Some more tips to prevent this condition:

  • If you wear your hair in weaves or extensions, wear them for only a short period say 3 to 4 weeks and take a break between each use.
  • Change your hairstyle every couple of weeks to avoid stressing your hair at the very same points with every style.
  • Avoid heat and chemically processing your hair if you mostly wear it in weaves or braid your hair as the two processes weaken your hair making it more prone to breakage and damage.
  • When installing braids or dreadlocks, section your hair into thicker parts. Thin braids and dreadlocks are more likely to be pulled tightly and result in using a lot more extensions that will be heavy and weigh more on your scalp.
  • Keep the heat setting low on your hair dryer and flat iron.
  • Never sleep in rollers no matter how tempting it is.
  • When wearing wigs or weaves, use a satin wig cap underneath.

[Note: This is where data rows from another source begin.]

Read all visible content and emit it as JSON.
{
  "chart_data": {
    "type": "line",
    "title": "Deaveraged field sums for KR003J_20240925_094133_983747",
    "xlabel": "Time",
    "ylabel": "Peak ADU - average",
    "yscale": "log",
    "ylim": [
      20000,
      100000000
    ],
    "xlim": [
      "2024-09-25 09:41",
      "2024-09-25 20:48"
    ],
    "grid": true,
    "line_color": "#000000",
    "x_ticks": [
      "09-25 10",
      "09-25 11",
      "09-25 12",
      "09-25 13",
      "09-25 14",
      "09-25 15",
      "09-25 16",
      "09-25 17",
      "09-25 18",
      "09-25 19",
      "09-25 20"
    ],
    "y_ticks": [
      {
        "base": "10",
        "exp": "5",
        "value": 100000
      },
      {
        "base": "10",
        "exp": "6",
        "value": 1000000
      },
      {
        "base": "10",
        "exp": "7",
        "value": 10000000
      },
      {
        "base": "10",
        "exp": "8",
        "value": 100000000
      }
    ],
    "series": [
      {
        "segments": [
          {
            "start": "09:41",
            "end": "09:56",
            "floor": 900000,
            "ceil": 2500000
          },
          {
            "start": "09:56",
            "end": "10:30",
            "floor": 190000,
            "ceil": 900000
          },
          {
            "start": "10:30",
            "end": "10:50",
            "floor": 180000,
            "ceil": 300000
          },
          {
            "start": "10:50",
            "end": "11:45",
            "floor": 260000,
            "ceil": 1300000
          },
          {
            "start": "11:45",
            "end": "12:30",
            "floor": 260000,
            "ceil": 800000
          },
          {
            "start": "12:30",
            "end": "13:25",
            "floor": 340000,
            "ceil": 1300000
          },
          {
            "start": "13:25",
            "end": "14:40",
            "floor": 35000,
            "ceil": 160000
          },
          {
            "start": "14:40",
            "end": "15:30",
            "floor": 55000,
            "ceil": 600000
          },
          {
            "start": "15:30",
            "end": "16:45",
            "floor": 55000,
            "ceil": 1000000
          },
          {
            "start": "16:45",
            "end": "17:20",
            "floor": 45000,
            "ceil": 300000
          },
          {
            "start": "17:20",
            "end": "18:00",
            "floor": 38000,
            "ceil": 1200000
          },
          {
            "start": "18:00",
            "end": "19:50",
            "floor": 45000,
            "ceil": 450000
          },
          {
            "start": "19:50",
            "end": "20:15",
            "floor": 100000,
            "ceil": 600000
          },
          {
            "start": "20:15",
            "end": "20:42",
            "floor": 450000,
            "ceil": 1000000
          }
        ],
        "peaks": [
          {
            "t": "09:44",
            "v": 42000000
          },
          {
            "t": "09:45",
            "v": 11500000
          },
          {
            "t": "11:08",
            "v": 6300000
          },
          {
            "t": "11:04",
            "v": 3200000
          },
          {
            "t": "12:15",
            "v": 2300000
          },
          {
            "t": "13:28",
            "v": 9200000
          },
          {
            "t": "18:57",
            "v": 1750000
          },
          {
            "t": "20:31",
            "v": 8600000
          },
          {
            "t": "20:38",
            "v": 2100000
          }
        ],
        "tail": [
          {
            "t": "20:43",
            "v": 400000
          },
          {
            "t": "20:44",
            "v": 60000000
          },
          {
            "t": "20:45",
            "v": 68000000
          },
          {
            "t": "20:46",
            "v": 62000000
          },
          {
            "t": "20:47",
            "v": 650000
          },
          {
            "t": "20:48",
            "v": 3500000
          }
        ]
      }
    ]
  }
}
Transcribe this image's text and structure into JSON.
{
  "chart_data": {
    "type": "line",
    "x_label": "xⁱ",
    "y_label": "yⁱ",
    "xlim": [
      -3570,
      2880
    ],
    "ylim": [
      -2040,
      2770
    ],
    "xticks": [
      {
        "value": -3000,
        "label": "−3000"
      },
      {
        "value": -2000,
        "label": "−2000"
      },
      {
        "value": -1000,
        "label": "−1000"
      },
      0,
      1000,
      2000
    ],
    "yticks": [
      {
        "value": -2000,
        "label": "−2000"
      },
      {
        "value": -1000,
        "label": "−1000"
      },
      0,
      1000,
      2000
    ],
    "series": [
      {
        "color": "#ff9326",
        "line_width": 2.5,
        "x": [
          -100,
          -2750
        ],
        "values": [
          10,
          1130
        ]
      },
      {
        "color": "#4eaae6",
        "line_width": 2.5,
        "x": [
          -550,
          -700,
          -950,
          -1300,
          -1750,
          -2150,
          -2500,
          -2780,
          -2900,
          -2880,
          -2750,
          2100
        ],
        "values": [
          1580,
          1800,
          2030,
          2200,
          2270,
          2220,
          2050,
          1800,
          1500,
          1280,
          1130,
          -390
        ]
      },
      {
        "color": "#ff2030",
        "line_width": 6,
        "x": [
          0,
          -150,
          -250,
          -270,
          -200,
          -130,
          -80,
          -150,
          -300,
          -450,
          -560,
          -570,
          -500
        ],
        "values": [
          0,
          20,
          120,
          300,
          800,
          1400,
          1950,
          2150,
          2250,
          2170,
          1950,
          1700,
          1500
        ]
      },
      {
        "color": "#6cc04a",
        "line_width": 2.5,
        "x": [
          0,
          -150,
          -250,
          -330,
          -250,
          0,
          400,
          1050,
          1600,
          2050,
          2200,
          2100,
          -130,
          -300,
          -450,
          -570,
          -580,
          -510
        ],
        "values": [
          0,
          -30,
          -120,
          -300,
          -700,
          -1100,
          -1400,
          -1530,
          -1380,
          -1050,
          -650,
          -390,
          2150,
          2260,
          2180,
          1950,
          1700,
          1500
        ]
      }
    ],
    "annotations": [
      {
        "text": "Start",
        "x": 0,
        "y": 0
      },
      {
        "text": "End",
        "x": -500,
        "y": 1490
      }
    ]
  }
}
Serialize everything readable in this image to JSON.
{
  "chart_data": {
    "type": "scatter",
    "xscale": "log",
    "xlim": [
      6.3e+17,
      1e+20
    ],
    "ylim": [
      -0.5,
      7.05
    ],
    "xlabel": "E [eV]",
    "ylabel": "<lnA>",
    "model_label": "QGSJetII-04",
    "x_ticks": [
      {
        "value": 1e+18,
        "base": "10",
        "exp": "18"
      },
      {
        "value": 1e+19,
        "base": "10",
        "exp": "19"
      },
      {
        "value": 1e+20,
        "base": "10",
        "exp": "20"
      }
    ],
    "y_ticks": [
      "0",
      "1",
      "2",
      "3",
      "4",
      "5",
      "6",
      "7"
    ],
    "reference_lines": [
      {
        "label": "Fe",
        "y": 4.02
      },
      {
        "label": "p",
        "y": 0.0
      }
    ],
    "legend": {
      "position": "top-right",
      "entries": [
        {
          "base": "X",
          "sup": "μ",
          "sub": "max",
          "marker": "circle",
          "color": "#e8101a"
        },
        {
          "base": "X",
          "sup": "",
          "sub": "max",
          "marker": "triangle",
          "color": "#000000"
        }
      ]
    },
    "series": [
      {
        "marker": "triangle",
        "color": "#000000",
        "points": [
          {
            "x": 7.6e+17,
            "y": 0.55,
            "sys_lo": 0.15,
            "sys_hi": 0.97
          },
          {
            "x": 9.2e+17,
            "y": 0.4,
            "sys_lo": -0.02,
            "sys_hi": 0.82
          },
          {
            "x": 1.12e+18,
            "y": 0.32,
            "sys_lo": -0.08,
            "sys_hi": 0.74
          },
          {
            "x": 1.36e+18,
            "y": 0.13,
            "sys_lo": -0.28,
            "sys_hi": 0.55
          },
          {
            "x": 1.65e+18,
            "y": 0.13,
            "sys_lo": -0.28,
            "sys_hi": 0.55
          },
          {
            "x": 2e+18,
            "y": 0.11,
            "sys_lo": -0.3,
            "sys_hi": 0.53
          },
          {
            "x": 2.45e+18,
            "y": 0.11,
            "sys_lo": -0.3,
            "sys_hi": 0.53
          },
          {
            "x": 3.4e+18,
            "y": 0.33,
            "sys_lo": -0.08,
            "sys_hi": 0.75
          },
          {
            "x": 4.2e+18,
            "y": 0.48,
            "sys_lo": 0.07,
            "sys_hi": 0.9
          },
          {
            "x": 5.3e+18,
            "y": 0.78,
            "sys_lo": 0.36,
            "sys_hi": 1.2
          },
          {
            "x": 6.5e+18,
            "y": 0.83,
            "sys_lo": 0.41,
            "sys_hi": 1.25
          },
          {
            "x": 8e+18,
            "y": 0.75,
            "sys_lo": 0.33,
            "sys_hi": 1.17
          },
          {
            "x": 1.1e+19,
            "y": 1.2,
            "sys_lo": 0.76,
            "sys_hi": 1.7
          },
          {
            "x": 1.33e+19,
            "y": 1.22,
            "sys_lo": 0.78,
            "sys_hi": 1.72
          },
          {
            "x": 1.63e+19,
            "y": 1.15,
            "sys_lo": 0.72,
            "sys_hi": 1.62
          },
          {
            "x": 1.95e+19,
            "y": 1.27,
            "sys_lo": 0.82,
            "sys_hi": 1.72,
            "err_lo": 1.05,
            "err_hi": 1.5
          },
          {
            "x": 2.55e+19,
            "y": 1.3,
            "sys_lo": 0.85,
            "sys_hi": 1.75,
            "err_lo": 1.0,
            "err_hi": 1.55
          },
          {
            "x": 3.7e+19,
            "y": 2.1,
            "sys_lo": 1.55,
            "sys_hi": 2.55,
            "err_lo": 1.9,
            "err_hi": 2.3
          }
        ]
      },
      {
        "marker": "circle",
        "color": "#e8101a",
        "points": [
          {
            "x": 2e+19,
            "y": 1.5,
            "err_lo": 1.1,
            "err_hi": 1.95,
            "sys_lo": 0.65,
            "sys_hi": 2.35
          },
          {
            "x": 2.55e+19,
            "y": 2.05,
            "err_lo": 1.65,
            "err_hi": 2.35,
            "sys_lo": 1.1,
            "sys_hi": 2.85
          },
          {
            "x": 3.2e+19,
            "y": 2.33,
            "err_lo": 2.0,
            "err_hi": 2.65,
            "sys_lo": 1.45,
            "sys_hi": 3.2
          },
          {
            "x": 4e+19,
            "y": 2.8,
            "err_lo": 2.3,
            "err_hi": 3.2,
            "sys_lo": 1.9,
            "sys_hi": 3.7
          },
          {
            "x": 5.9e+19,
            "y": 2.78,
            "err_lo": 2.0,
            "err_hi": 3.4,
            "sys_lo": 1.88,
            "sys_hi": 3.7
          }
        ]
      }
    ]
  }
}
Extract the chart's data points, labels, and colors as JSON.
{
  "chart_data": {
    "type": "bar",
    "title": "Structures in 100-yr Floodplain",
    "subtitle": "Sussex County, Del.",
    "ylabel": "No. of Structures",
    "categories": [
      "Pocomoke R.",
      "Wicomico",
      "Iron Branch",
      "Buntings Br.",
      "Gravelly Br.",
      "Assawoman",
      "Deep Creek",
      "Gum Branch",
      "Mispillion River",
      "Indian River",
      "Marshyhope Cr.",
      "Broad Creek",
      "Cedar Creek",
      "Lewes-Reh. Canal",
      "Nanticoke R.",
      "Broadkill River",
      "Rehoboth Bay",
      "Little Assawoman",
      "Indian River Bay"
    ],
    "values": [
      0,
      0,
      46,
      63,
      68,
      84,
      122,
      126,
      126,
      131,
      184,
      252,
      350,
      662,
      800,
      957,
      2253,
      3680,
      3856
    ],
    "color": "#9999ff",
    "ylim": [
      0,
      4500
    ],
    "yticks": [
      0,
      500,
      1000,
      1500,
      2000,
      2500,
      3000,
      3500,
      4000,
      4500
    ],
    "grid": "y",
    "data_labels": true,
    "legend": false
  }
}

This reduces friction against your scalp and keeps your hair from being pulled on as hard.

Treating Traction Alopecia

Doctor's Office

To treat traction alopecia, see a dermatologist. The doctor will examine your scalp and may perform several tests to confirm what is causing the hair loss. He or she might also recommend: –

  • antibiotics to prevent infection in any open sores
  • topical steroids to bring down swelling on your scalp
  • antifungal shampoos
  • minoxidil (Rogaine) to regrow hair
  • biotin supplements to strengthen your hair

If you’ve lost a lot of hair and it’s not growing back, a hair replacement procedure may be an option.

Home remedies

The main treatment for traction alopecia is to change your hairstyle regularly and avoiding tight hairstyles. You can tell a style is too tight if it hurts. Remove such braids, cornrows, or dreadlocks immediately.

When wearing your hair up in ponytail or bun, make sure to tight it as loose as possible.

If your hair is too long and heavy, trim it down to reasonable length.

Minimize the use of chemicals and heat, which can damage your hair.

In Conclusion

Traction alopecia is reversible if treated quickly. There are no quick fixes. You must be consistent in staying away from what is causing it. Once the damage-causing style is taken down, let your hair rest and give your follicles time to recover. Your hair will grow back in normally. But if you continue styling your hair the same way, the hair loss can become permanent.

Having healthy natural hair is easy if you follow our simple guide. Once you grow your hairline back you will love it even more.